I have a function f
that is potentially type-unstable. I also have a function g
that in the end is type-stable, but inside it calls f
.
Here is an (artificial) example, implemented in different ways:
f1(t::Tuple, i::Int) = t[i]
g1(thetupl::Tuple, ::Val{n}) where {n} = ntuple(i -> f1(thetupl, i), Val(n))
f2(t::Tuple, ::Val{i}) where {i} = t[i]
g2(thetupl::Tuple, ::Val{n}) where {n} = ntuple(i -> f2(thetupl, Val(i)), Val(n))

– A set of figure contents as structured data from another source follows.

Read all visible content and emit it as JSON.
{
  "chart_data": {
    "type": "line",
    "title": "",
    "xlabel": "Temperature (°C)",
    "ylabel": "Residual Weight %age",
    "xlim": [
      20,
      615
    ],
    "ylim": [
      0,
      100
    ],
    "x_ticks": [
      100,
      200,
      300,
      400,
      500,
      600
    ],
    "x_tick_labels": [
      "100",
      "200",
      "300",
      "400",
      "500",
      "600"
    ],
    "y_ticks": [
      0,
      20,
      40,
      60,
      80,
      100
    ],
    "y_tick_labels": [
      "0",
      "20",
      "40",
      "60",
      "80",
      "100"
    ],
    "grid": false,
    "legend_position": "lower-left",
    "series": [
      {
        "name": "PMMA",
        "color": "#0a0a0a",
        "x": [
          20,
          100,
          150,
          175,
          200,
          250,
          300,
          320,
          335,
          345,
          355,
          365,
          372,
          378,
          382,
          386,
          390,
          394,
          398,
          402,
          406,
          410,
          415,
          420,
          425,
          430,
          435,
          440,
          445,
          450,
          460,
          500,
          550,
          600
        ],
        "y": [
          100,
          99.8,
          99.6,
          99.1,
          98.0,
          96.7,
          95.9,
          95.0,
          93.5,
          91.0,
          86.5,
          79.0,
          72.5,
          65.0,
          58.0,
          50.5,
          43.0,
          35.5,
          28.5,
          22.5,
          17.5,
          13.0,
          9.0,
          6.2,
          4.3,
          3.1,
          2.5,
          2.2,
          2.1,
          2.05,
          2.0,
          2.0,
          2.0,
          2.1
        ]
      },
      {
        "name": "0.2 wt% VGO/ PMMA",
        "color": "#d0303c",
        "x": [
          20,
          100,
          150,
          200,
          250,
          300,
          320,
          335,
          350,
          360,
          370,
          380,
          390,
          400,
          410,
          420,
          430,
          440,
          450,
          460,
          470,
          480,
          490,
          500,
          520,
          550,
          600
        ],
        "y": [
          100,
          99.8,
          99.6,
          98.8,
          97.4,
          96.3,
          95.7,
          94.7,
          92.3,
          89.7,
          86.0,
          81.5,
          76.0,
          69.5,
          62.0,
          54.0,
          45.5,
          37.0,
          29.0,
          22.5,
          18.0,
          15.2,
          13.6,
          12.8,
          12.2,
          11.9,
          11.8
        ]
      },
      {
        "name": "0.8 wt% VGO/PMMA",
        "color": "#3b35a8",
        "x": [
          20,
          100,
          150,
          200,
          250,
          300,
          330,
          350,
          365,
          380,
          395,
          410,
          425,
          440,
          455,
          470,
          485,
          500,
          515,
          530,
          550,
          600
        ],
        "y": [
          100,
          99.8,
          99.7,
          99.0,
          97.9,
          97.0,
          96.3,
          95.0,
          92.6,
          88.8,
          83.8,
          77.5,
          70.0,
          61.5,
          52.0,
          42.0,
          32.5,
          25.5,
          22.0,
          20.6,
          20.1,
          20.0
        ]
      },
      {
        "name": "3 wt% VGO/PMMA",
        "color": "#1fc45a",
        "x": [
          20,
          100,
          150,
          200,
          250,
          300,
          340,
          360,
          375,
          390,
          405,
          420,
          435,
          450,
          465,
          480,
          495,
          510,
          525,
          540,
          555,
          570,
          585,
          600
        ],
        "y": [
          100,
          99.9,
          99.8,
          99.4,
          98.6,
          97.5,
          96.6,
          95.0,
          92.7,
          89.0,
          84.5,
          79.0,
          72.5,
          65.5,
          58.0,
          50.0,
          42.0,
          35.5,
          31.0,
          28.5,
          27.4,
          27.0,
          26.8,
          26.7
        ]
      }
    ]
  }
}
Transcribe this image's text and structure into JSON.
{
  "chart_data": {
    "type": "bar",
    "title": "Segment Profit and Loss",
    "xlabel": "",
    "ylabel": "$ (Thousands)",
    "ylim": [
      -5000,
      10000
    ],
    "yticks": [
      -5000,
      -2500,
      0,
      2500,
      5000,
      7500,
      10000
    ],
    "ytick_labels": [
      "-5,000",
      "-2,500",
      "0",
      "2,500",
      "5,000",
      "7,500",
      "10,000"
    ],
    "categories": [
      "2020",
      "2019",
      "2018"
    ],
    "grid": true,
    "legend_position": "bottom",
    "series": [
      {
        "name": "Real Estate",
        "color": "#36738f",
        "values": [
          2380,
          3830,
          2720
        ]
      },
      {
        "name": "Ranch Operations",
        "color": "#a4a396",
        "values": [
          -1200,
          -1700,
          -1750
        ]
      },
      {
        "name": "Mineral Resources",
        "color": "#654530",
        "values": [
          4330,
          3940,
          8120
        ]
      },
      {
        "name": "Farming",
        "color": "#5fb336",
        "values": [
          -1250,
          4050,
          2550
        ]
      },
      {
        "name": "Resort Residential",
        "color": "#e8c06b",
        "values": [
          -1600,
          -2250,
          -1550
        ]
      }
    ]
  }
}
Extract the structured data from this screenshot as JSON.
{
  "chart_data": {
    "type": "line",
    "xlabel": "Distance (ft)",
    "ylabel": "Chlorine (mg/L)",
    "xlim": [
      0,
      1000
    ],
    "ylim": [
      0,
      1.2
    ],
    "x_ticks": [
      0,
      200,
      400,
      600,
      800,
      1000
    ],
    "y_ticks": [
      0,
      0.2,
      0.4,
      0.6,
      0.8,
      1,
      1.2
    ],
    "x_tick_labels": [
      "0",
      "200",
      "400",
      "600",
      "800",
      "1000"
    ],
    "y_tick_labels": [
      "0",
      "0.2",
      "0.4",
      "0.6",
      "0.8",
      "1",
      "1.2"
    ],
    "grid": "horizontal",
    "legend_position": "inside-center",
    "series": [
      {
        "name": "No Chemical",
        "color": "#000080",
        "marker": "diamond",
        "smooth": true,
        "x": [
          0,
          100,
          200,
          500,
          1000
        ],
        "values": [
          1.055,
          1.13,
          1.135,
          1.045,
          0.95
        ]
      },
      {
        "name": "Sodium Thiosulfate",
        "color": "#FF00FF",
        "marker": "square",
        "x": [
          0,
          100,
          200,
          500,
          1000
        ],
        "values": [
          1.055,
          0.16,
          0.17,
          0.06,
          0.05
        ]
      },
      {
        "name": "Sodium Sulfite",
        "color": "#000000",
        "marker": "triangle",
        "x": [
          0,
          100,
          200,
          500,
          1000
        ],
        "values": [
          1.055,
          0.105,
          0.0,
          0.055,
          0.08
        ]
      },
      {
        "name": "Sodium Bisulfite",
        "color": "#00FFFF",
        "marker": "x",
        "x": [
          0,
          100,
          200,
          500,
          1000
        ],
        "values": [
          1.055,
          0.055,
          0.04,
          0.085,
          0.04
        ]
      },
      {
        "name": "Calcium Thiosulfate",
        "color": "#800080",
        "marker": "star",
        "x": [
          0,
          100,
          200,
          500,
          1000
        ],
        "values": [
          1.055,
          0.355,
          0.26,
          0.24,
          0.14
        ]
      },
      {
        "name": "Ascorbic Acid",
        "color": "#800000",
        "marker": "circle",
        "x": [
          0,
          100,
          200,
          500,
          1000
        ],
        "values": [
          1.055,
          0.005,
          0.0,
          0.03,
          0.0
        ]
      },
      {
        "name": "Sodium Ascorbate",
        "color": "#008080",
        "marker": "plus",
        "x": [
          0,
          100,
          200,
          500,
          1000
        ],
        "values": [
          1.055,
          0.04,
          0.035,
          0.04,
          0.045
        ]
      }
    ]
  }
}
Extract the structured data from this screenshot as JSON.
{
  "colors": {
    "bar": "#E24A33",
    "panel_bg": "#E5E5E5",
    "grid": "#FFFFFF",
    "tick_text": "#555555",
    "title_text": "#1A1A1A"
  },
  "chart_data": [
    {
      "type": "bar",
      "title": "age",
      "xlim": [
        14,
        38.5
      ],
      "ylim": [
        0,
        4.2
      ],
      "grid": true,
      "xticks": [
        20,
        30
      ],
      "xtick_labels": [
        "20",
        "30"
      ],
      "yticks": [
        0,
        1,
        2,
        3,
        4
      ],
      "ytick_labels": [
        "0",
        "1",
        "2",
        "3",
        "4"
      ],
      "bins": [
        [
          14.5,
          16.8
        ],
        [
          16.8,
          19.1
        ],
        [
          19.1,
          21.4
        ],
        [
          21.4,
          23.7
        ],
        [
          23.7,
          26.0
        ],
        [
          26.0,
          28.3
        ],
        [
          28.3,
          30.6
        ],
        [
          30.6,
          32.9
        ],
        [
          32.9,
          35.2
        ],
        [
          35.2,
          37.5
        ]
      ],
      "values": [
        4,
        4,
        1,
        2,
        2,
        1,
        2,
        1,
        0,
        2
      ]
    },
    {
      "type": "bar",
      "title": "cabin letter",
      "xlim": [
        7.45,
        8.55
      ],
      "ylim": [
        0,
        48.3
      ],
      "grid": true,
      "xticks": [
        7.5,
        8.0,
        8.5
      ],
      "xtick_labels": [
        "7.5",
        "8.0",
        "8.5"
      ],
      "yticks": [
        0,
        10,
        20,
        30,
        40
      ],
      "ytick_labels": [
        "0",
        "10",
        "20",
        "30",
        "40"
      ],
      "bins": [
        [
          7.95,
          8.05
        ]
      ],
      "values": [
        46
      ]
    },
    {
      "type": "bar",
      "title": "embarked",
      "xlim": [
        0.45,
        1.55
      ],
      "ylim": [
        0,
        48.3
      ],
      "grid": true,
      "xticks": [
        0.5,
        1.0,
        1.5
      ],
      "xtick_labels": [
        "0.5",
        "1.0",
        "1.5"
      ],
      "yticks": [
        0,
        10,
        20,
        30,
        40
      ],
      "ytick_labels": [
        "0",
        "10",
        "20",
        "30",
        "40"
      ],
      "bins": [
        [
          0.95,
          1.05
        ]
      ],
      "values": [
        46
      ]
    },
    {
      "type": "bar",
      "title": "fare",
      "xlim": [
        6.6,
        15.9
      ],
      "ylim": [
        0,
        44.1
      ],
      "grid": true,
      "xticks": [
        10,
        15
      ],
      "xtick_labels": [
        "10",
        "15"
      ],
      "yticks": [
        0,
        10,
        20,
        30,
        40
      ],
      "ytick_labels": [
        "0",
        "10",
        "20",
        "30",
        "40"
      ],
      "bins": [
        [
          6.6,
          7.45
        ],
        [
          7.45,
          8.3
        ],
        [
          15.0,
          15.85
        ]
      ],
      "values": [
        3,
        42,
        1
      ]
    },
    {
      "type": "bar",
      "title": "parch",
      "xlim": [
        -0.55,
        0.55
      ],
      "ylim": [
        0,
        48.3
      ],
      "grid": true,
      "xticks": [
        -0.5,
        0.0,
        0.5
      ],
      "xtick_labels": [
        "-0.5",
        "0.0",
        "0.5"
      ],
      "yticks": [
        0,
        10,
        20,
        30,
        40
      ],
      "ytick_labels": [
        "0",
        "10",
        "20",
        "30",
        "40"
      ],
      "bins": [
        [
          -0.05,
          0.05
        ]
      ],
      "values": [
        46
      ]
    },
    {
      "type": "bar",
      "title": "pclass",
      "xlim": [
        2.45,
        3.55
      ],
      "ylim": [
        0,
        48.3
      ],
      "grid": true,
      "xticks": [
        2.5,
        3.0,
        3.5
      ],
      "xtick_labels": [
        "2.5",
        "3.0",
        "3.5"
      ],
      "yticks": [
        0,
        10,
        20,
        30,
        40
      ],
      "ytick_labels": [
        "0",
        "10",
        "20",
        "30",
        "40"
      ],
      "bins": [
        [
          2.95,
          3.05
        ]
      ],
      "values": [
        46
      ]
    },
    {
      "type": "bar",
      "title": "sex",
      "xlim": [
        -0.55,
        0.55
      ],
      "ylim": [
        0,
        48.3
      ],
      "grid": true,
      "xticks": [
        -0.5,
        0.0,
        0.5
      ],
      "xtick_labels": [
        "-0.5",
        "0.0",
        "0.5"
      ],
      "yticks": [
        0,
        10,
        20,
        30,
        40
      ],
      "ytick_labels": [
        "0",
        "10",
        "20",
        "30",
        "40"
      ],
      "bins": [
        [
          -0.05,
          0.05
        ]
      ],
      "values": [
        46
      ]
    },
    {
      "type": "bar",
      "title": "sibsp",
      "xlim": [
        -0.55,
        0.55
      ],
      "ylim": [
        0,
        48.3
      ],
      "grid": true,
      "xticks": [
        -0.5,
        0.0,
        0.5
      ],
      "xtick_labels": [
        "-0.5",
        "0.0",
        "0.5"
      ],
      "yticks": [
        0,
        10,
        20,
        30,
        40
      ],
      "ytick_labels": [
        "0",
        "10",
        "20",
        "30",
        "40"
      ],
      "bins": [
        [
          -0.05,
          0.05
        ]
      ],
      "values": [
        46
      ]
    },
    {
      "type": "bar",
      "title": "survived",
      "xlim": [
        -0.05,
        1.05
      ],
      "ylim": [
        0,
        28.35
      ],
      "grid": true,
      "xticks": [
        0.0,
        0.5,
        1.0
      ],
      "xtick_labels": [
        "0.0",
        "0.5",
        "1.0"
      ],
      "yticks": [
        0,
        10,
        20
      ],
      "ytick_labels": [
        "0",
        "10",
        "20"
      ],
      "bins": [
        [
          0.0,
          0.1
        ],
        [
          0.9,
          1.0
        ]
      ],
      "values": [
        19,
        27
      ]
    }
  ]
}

f3(t::Tuple, ::Val{i}) where {i} = t[i]
f3(t::Tuple, i::Int) = t[i]
g3(thetupl::Tuple, ::Val{n}) where {n} = ntuple(i -> f3(thetupl, i), Val(n))
g4(thetupl::Tuple, ::Val{n}) where {n} = ntuple(i -> f3(thetupl, Val(i)), Val(n))
f5(t::Tuple, i::Int) = f2(t::Tuple, Val(i))
g5(thetupl::Tuple, ::Val{n}) where {n} = ntuple(i -> f5(thetupl, i), Val(n))
All the versions of g
are type-stable (in theory). However f1
, f3
, f5
are potentially type-unstable because their output types can depend on the value of i
, when the tuple t
has items of heterogeneous types.
To experiment, I created an heterogeneous tuple:
julia> thetupl = ntuple(i -> rand((rand(1:10), rand("da;glaergerf"), "afdsa", rand(Bool), randn())), 20)
("afdsa", false, false, "afdsa", "afdsa", true, 9, false, 4, false, 'l', 'l', 'e', false, 0.21198045684894534, -0.9550998919808197, 'f', false, "afdsa", "afdsa")
Then I inspected the type-stability of the different versions of g
as inferred by Julia, using @inferred g1(thetupl, Val(5))
, and so on for the other variations of g
. Turns out that g1
, g3
are seen as type-stable by Julia, while g2
, g4
, g5
are not! I was surprised by this, and would like to understand why.
I actually have some slightly more complicated code with a related issue, so I am trying to understand what is the best way to deal with these “spurious” type instabilities inside type-stable functions.
In case this depends on compiler internals that might change with version, I am using Julia 1.3.1 here.